2. In 1925, the mortgagee instituted a suit for recovery of the principal money by the sale of the house. The Court of first instance decreed the suit. The lower appellate Court dismissed the suit on the ground that the lease and the mortgage constituted one transaction, that the claim in the former suit was really for recovery of interest although it had been described as a claim for rent and that the cause of action for recovery of principal had also accrued at the time of the institution of Suit No. 11 of 1923. It held, therefore, that the claim was barred by the rule of res judicata and also barred by Order 2, Rule 2. The plaintiff submitted to this decree and there was no further appeal. In 1927, the plaintiff brought a suit for possession of the house by eviction of the mortgagor. He stated that the relation between the parties was that of landlord and tenant and that the cause of action had accrued on 9th December 1825, under the terms of the lease and on_ 9th April 1927, when a month's period after the giving of the notice had expired. The Court of first instance dismissed the suit on the ground that it was barred by Order 2, Rule 2. The lower appellate Court held that it was barred by the rule of res judicata and also under Order 2, Rule 2 of the Code. The judgment of the lower appellate Court has been affirmed in appeal by this Court.

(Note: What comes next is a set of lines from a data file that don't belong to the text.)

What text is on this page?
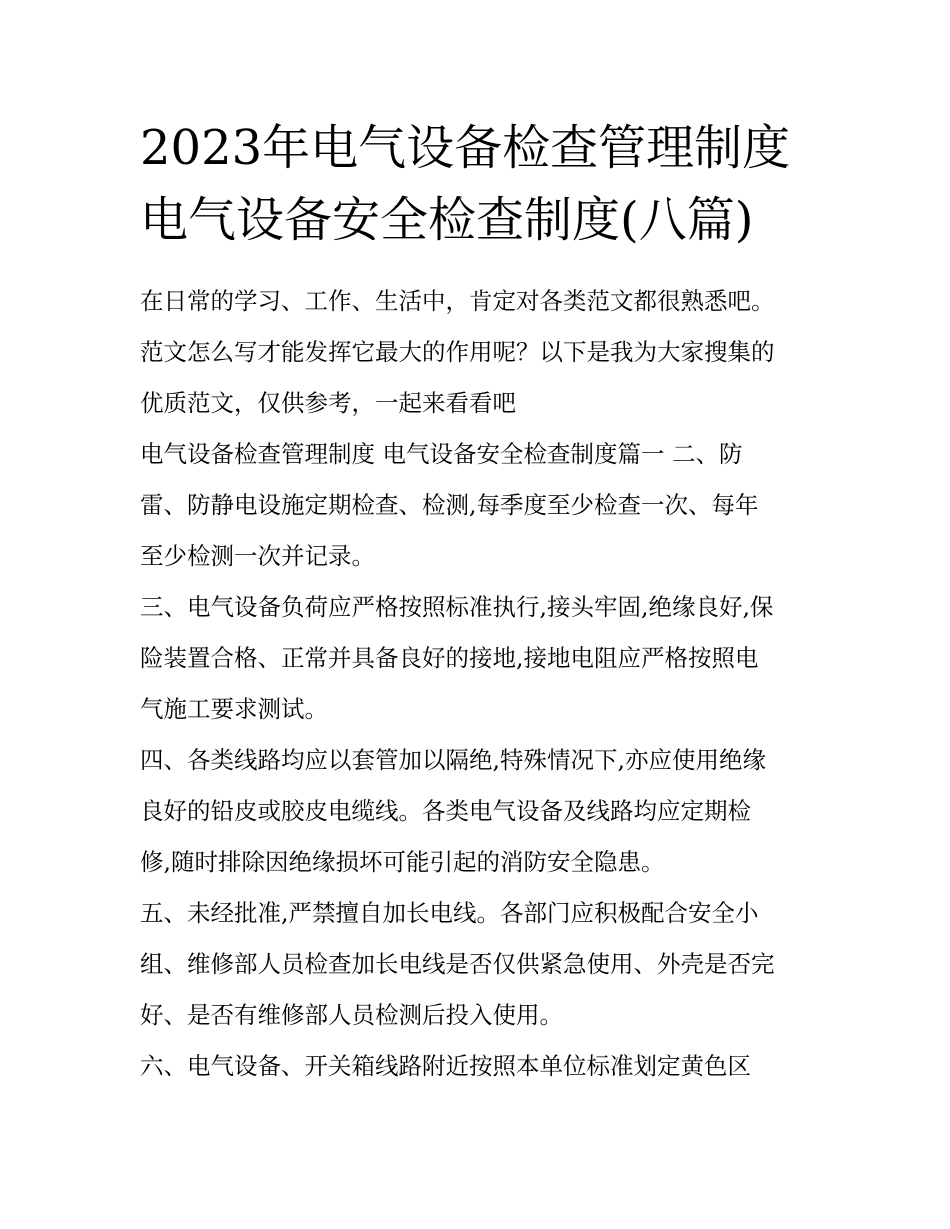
2023年电气设备检查管理制度
电气设备安全检查制度(八篇)
在日常的学习、工作、生活中，肯定对各类范文都很熟悉吧。
范文怎么写才能发挥它最大的作用呢？以下是我为大家搜集的
优质范文，仅供参考，一起来看看吧
电气设备检查管理制度 电气设备安全检查制度篇一 二、防
雷、防静电设施定期检查、检测,每季度至少检查一次、每年
至少检测一次并记录。
三、电气设备负荷应严格按照标准执行,接头牢固,绝缘良好,保
险装置合格、正常并具备良好的接地,接地电阻应严格按照电
气施工要求测试。
四、各类线路均应以套管加以隔绝,特殊情况下,亦应使用绝缘
良好的铅皮或胶皮电缆线。各类电气设备及线路均应定期检
修,随时排除因绝缘损坏可能引起的消防安全隐患。
五、未经批准,严禁擅自加长电线。各部门应积极配合安全小
组、维修部人员检查加长电线是否仅供紧急使用、外壳是否完
好、是否有维修部人员检测后投入使用。
六、电气设备、开关箱线路附近按照本单位标准划定黄色区
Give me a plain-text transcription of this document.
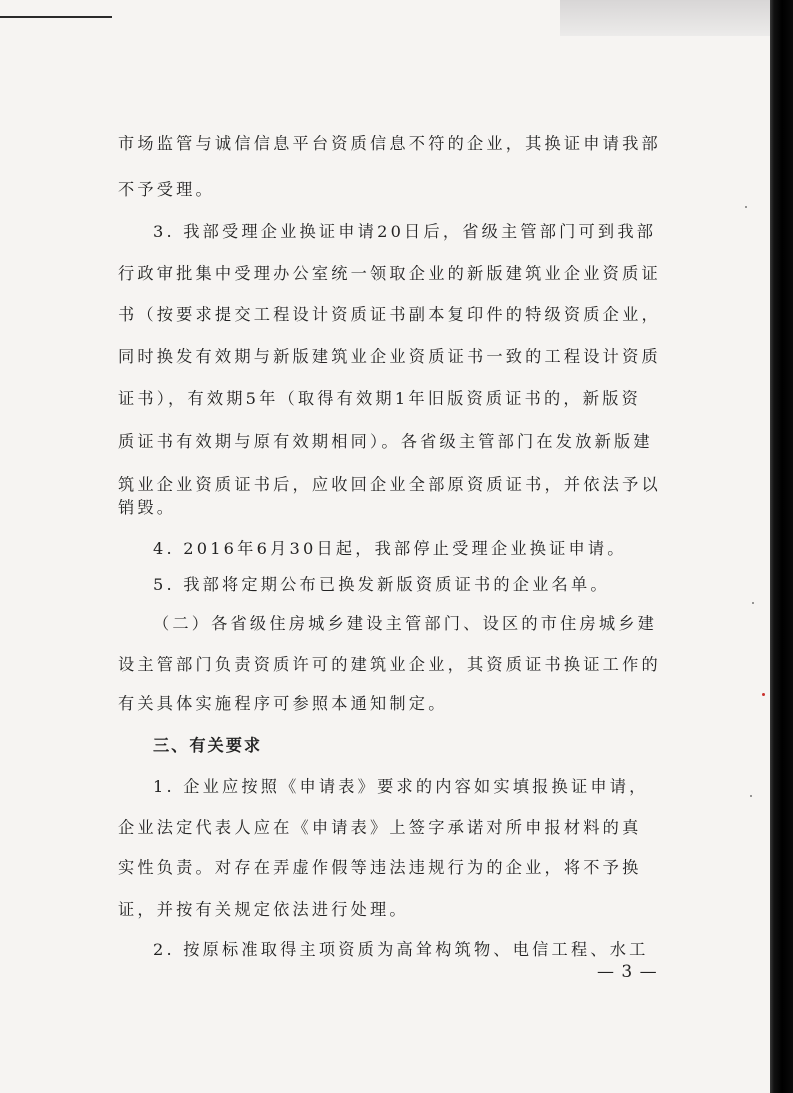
市场监管与诚信信息平台资质信息不符的企业，其换证申请我部
不予受理。
3. 我部受理企业换证申请20日后，省级主管部门可到我部
行政审批集中受理办公室统一领取企业的新版建筑业企业资质证
书（按要求提交工程设计资质证书副本复印件的特级资质企业，
同时换发有效期与新版建筑业企业资质证书一致的工程设计资质
证书），有效期5年（取得有效期1年旧版资质证书的，新版资
质证书有效期与原有效期相同）。各省级主管部门在发放新版建
筑业企业资质证书后，应收回企业全部原资质证书，并依法予以
销毁。
4. 2016年6月30日起，我部停止受理企业换证申请。
5. 我部将定期公布已换发新版资质证书的企业名单。
（二）各省级住房城乡建设主管部门、设区的市住房城乡建
设主管部门负责资质许可的建筑业企业，其资质证书换证工作的
有关具体实施程序可参照本通知制定。
三、有关要求
1. 企业应按照《申请表》要求的内容如实填报换证申请，
企业法定代表人应在《申请表》上签字承诺对所申报材料的真
实性负责。对存在弄虚作假等违法违规行为的企业，将不予换
证，并按有关规定依法进行处理。
2. 按原标准取得主项资质为高耸构筑物、电信工程、水工
— 3 —
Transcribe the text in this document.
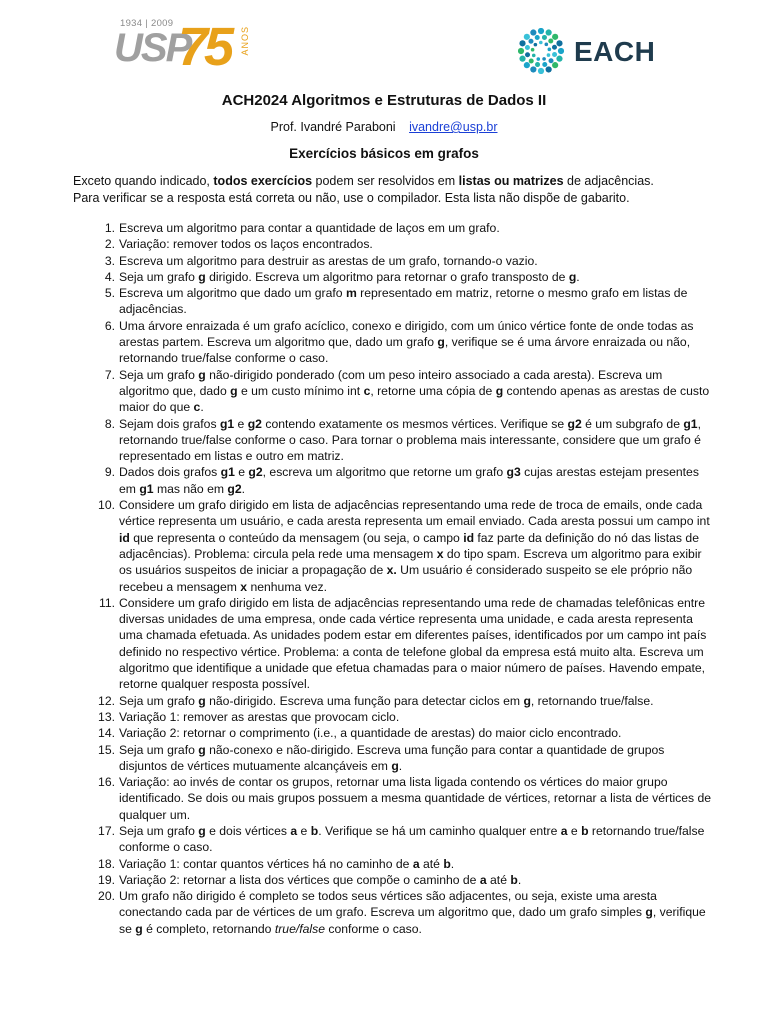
1934 | 2009
USP
75 ANOS	EACH
ACH2024 Algoritmos e Estruturas de Dados II
Prof. Ivandré Paraboni ivandre@usp.br
Exercícios básicos em grafos
Exceto quando indicado, todos exercícios podem ser resolvidos em listas ou matrizes de adjacências.
Para verificar se a resposta está correta ou não, use o compilador. Esta lista não dispõe de gabarito.
1. Escreva um algoritmo para contar a quantidade de laços em um grafo.
2. Variação: remover todos os laços encontrados.
3. Escreva um algoritmo para destruir as arestas de um grafo, tornando-o vazio.
4. Seja um grafo g dirigido. Escreva um algoritmo para retornar o grafo transposto de g.
5. Escreva um algoritmo que dado um grafo m representado em matriz, retorne o mesmo grafo em listas de adjacências.
6. Uma árvore enraizada é um grafo acíclico, conexo e dirigido, com um único vértice fonte de onde todas as arestas partem. Escreva um algoritmo que, dado um grafo g, verifique se é uma árvore enraizada ou não, retornando true/false conforme o caso.
7. Seja um grafo g não-dirigido ponderado (com um peso inteiro associado a cada aresta). Escreva um algoritmo que, dado g e um custo mínimo int c, retorne uma cópia de g contendo apenas as arestas de custo maior do que c.
8. Sejam dois grafos g1 e g2 contendo exatamente os mesmos vértices. Verifique se g2 é um subgrafo de g1, retornando true/false conforme o caso. Para tornar o problema mais interessante, considere que um grafo é representado em listas e outro em matriz.
9. Dados dois grafos g1 e g2, escreva um algoritmo que retorne um grafo g3 cujas arestas estejam presentes em g1 mas não em g2.
10. Considere um grafo dirigido em lista de adjacências representando uma rede de troca de emails, onde cada vértice representa um usuário, e cada aresta representa um email enviado. Cada aresta possui um campo int id que representa o conteúdo da mensagem (ou seja, o campo id faz parte da definição do nó das listas de adjacências). Problema: circula pela rede uma mensagem x do tipo spam. Escreva um algoritmo para exibir os usuários suspeitos de iniciar a propagação de x. Um usuário é considerado suspeito se ele próprio não recebeu a mensagem x nenhuma vez.
11. Considere um grafo dirigido em lista de adjacências representando uma rede de chamadas telefônicas entre diversas unidades de uma empresa, onde cada vértice representa uma unidade, e cada aresta representa uma chamada efetuada. As unidades podem estar em diferentes países, identificados por um campo int país definido no respectivo vértice. Problema: a conta de telefone global da empresa está muito alta. Escreva um algoritmo que identifique a unidade que efetua chamadas para o maior número de países. Havendo empate, retorne qualquer resposta possível.
12. Seja um grafo g não-dirigido. Escreva uma função para detectar ciclos em g, retornando true/false.
13. Variação 1: remover as arestas que provocam ciclo.
14. Variação 2: retornar o comprimento (i.e., a quantidade de arestas) do maior ciclo encontrado.
15. Seja um grafo g não-conexo e não-dirigido. Escreva uma função para contar a quantidade de grupos disjuntos de vértices mutuamente alcançáveis em g.
16. Variação: ao invés de contar os grupos, retornar uma lista ligada contendo os vértices do maior grupo identificado. Se dois ou mais grupos possuem a mesma quantidade de vértices, retornar a lista de vértices de qualquer um.
17. Seja um grafo g e dois vértices a e b. Verifique se há um caminho qualquer entre a e b retornando true/false conforme o caso.
18. Variação 1: contar quantos vértices há no caminho de a até b.
19. Variação 2: retornar a lista dos vértices que compõe o caminho de a até b.
20. Um grafo não dirigido é completo se todos seus vértices são adjacentes, ou seja, existe uma aresta conectando cada par de vértices de um grafo. Escreva um algoritmo que, dado um grafo simples g, verifique se g é completo, retornando true/false conforme o caso.
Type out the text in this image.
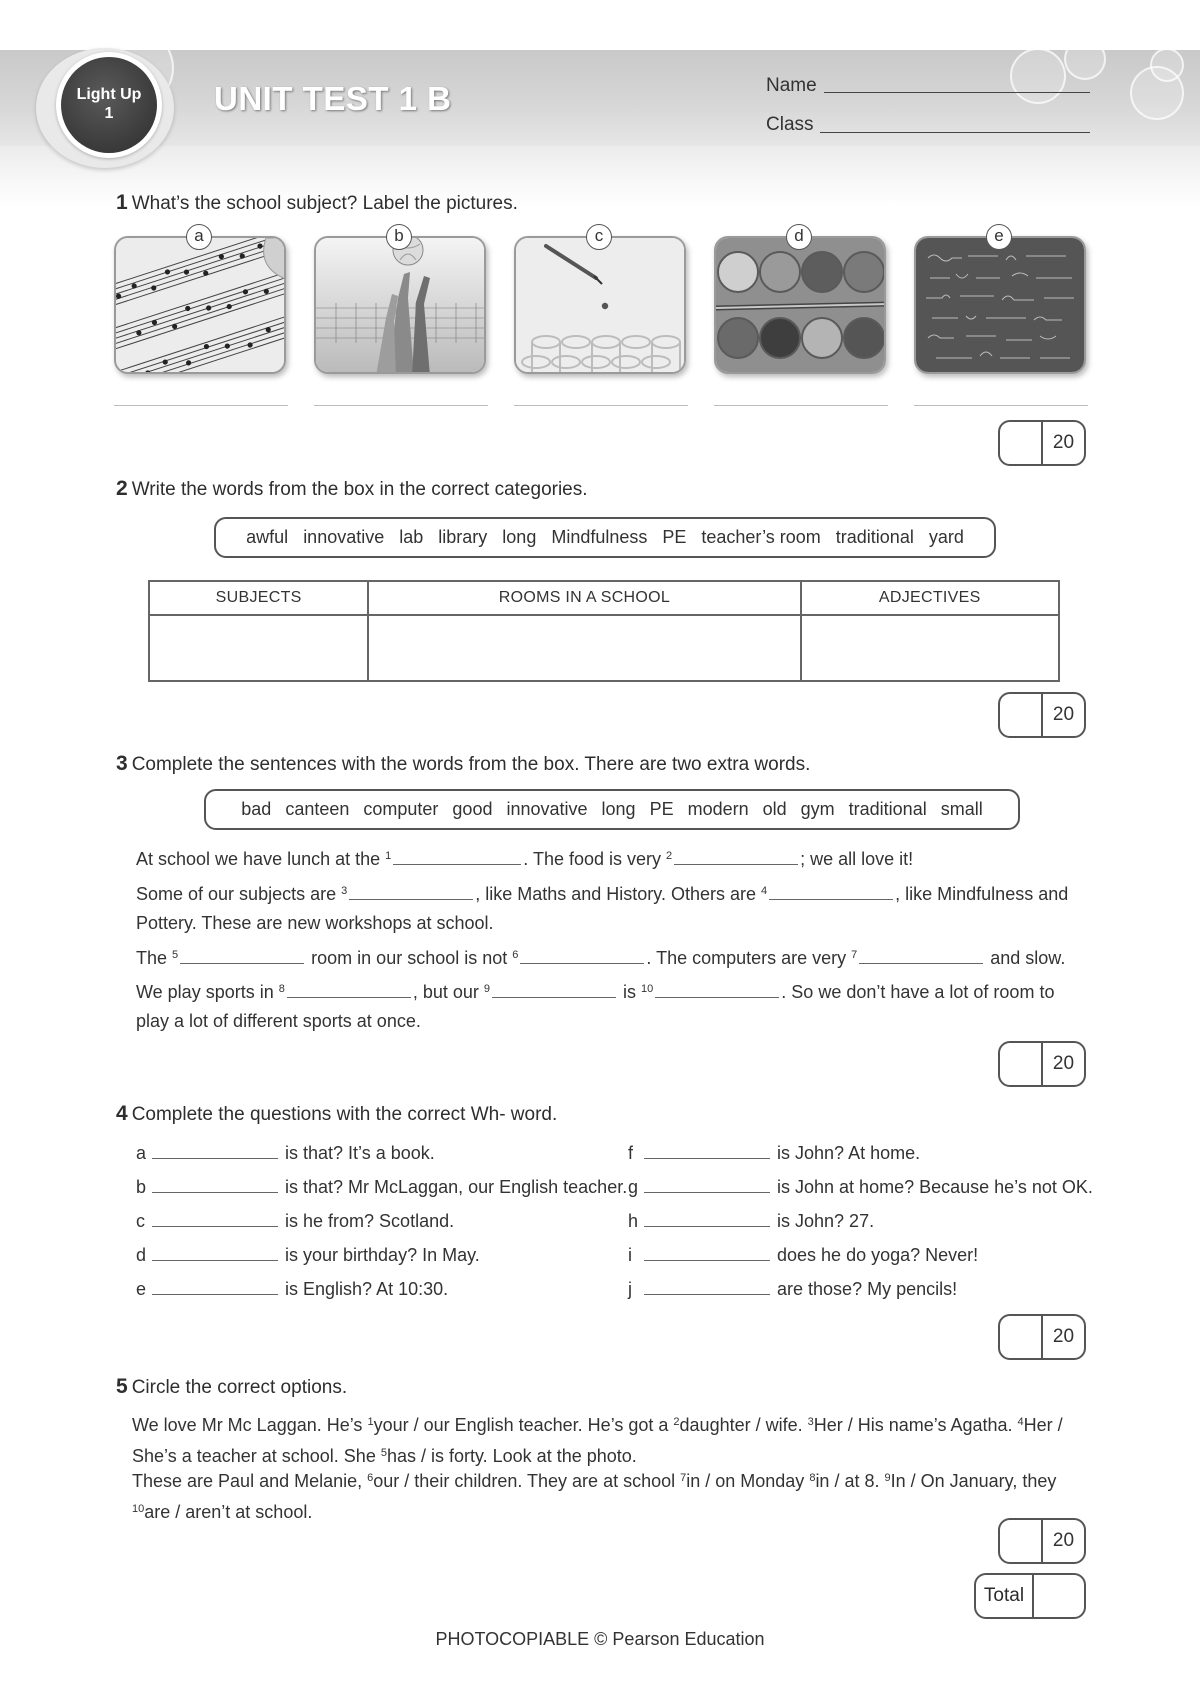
Light Up
1	UNIT TEST 1 B	Name
Class
1 What’s the school subject? Label the pictures.
a	b	c	d	e
20
2 Write the words from the box in the correct categories.
awful innovative lab library long Mindfulness PE teacher’s room traditional yard
SUBJECTS	ROOMS IN A SCHOOL	ADJECTIVES

20
3 Complete the sentences with the words from the box. There are two extra words.
bad canteen computer good innovative long PE modern old gym traditional small
At school we have lunch at the $^1$	. The food is very $^2$	; we all love it!
Some of our subjects are $^3$	, like Maths and History. Others are $^4$	, like Mindfulness and Pottery. These are new workshops at school.
The $^5$	room in our school is not $^6$	. The computers are very $^7$	and slow.
We play sports in $^8$	, but our $^9$	is $^{10}$	. So we don’t have a lot of room to play a lot of different sports at once.
20
4 Complete the questions with the correct Wh- word.
a	is that? It’s a book.
b	is that? Mr McLaggan, our English teacher.
c	is he from? Scotland.
d	is your birthday? In May.
e	is English? At 10:30.
f	is John? At home.
g	is John at home? Because he’s not OK.
h	is John? 27.
i	does he do yoga? Never!
j	are those? My pencils!
20
5 Circle the correct options.
We love Mr Mc Laggan. He’s $^1$your / our English teacher. He’s got a $^2$daughter / wife. $^3$Her / His name’s Agatha. $^4$Her / She’s a teacher at school. She $^5$has / is forty. Look at the photo.
These are Paul and Melanie, $^6$our / their children. They are at school $^7$in / on Monday $^8$in / at 8. $^9$In / On January, they $^{10}$are / aren’t at school.
20
Total
PHOTOCOPIABLE © Pearson Education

3. The rule enunciated in Order 2, Rule 2, Civil P.C. is a rule of public policy which discountenances multiplicity of suits. This rule requires that a plaintiff must exhaust _ his entire claim and all his remedies in one suit founded upon the_ same cause of action. If a cause of action for a certain claim or for certain remedies accrues to the plaintiff and if he chooses to bring a suit only for part of the claim or for only some of the reliefs which were available to him, he is precluded from maintaining a second suit as regards the rest of the claim or for the other remedies arising from; the same cause of action'! In 1923, when he instituted a suit for recovery of arrears of rent under the terms of the lease, the cause of action for possession of the house by eviction of the mortgagor had undoubtedly accrued in his favour and he could not be allowed to split the claim or the reliefs piecemeal. Not having asked for the ejectment of the defendant in that suit, he is clearly precluded by Order 2, Rule 2, Civil P.C. from maintaining a fresh suit for his ejectment from the house. This is the view taken by this Court. We endorse this view and dismiss this appeal with costs.